Gençlikte başlamış bitirememiştim. Nedir: her şeyin bir zamanı varmış. O zaman henüz bunu okuyacak kadar değilmişim demek ki!
Dört bölüm, dört mevsim (Kış, İlkyaz, Yaz, Güz). Kısacık (155 S). O hayatı tatmayana, aşina olmayanlara okuması zor gelir. Adını bilmediğimiz kahramanımız aylaktır. Gaile dertlerinden azade günlerini geçirir. Vardır bir hayali. Kendini tamamlanmış hissedeceği eşini arıyordur. Bunun için olmadık itiyatlar geliştirir. Kimi, tam oraya varacakken olmaz, kiminde otobüslerin peşinden yetişemez, kimini kendi bitirir. Travmatik çocukluğu bugününü etkilemiş, çemberin dışında kalmıştır. Altını çizdiğim, üzerinde düşündüğüm (Kuyara ve Adako sendromları (S.127 YKY edisyonu)), hayallere daldığım bölümleri oldu. Demek ki neymiş: her kitabın bir okunma zamanı varmış.
Zihnimin köşesinde bir kırıntı: Salinger "Gönülçelen"i 1951'de yazmış, Atılgan "Aylak Adam"ı 1959'da.

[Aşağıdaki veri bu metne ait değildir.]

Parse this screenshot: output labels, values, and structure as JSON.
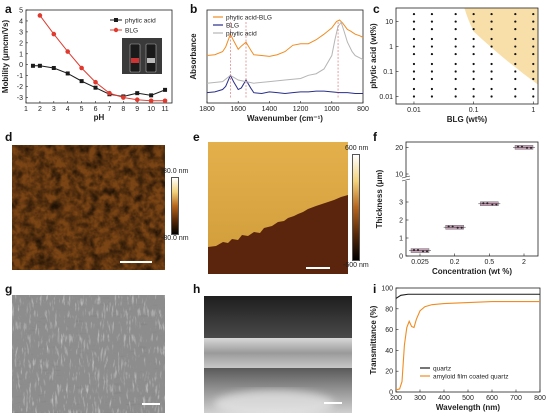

Holdınkoulfiyıld ile aylak adam garip bir şekilde benziyor. İntihal var mıdır? Sanmam. Neticede Zebercet emsalsiz bir karakter. Yusuf Bey öyle şeyler yapmamıştır diye düşünüyorum.
Zebercet (kulağıma Zıbaryat gibi geliyor:)) çok daha 'kaybeden' bir karakter sanki:))
YanıtlaSilÇağrışıma sesli güldüm:) Haklısınız!